Ne gâchons pas notre plaisir de relire un entretien certes ancien mais toujours d’actualité qu’il accorda au Wall Street Journal (WSJ), le 24 Septembre 2021 ; traduit par Daniel Akst et paru dans le journal français l’Opinion, l’article mettait en exergue les conditions de prise de décision et donc les raisonnements humains rapportés à l’examen par les recruteurs des capacités et des qualités de candidats soumis à des processus de sélection. 

Ces processus constituent des exercices d’évaluation visant à « objectiver » les sélections souhaitées en procédant par différentes méthodes.
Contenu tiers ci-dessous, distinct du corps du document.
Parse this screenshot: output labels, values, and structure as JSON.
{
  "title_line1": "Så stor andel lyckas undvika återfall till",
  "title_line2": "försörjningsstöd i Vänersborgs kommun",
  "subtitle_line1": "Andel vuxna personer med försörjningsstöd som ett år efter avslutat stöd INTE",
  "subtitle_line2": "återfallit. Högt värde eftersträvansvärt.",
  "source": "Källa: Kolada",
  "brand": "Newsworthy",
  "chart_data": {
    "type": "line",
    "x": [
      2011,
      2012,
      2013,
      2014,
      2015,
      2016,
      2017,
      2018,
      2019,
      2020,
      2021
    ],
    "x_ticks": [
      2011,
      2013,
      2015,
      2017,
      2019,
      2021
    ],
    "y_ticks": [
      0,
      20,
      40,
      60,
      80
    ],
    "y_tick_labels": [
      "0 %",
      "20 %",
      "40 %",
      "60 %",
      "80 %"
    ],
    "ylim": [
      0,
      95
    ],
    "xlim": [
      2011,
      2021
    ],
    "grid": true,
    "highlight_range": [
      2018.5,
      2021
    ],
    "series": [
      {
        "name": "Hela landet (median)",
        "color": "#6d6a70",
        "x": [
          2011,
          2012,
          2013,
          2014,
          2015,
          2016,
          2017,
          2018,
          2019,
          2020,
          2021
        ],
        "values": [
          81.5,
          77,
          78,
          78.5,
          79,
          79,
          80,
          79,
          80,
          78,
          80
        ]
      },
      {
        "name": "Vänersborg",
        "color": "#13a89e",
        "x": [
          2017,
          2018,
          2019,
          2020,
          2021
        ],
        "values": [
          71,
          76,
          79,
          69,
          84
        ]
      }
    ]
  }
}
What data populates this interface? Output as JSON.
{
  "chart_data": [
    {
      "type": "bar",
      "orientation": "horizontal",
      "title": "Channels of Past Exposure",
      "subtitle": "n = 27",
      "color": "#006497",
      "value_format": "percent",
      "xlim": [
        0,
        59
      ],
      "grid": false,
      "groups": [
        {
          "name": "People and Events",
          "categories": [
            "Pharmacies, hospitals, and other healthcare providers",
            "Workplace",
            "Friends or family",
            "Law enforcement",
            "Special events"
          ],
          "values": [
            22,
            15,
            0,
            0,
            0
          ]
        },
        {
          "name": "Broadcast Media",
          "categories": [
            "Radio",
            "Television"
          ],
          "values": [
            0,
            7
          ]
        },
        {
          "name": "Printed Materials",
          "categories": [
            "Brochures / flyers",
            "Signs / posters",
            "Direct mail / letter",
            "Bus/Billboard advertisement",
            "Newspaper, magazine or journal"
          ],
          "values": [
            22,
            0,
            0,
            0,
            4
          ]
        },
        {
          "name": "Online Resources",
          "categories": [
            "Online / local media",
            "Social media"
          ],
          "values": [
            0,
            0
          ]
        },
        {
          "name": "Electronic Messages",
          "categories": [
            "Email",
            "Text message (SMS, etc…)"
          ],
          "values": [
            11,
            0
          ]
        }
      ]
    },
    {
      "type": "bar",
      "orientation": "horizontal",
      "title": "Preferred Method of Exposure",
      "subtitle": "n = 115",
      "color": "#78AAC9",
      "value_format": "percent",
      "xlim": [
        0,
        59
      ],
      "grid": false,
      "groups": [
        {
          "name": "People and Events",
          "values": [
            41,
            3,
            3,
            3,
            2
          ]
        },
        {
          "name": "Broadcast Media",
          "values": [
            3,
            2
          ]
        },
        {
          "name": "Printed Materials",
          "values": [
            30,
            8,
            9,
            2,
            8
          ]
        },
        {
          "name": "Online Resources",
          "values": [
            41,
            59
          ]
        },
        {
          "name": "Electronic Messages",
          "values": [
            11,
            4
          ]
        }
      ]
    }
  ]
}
Daniel Kahneman revient sur quelques conditions essentielles pour les conduire.  Mieux outillé et structuré dans sa démarche, le recruteur peut optimiser ses choix autrement dit réussir avec beaucoup d’humilité à réduire sa marge d’erreur pour éviter un mauvais casting ou bien encore une 

Ses propositions que nous résumons pour vous sont pour le moins particulièrement intéressantes :

  • Les intuitions des recruteurs peuvent naturellement donner quelques indications. La mémoire expérientielle peut jouer favorablement dans les choix opérés. Elle peut s’appuyer aussi sur l’expertise développée par le recruteur au fil des ans. Tout cela peut parfois conduire à des choix « heureux ». Mais ces choix restent bien relatifs et fragiles.  L’intuition dit-il est de « la reconnaissance et non de la connaissance ».  Il faut donc résister à ce genre de réflexe.  Il faut ici se prémunir de l’effet de halo et de ne pas se laisser embarquer par la première impression soient-elles bonnes ou mauvaises ! Il est bien sûr d’autres biais cognitifs. L’intuition relèverait d’un mécanisme de pensée qui privilégierait le moindre effort et n’impliquerait que peu d’énergie. C’est celui qui est malheureusement trop souvent mise en œuvre.
  • Il y aurait lieu sur un autre plan de préparer, agencer, structurer les entretiens. Découper les processus, en préciser précisément les segments et définir précisément les critères de sélection souhaités est une seconde exigence. C’est là son autre recommandation donnée. Beaucoup d’efforts seraient à consentir à ce niveau. Il faut croiser les regards sur les candidats. Il faut former les recruteurs au questionnement. Des connaissances psychologiques, il en faudra. Mais de tout cela, il faut savoir aussi savoir rester modeste nous dit Daniel Kahneman. De bons entretiens pourraient améliorer la probabilité d’identifier le candidat recherché en la faisant passer de 50 à 60% voire exceptionnellement à 65% !
  • La plus importante des qualités que devrait rechercher un employeur ou un recruteur est l’aptitude intellectuelle globale du candidat car elle permettrait de prédire de la performance dans un grand nombre d’emplois et cela sur la durée. Sans prétendre ici développer l’idée de son auteur, cette proposition s’entendrait comme une mise en perspective des futures performances des candidats et cela au-delà du poste initialement prescrit ou bien encore de la situation d’emploi déterminée. On pourrait d’ailleurs mettre en parallèle cela avec  la nécessité d’évaluer les qualités ou compétences dites de pensée critique.
  • L’usage des tests psychométriques et autres est recommandable. C’est une manière d’optimiser judicieusement les processus de recrutement. Fiabilisés scientifiquement au plan de leur construction, testés rigoureusement sur des échantillons appropriés, ces outils peuvent fournir un cadre de référence objectif permettant de rendre les choses comparables entre individus. Je rajouterai pour ma part que des tests psychométriques existent désormais sur le marché. Les fonctions de recrutement en entreprises au Maroc y viennent semble-t-il certes très progressivement mais aussi inexorablement.  Il faudra alors savoir les utiliser à bon escient, de façon éthique et responsable.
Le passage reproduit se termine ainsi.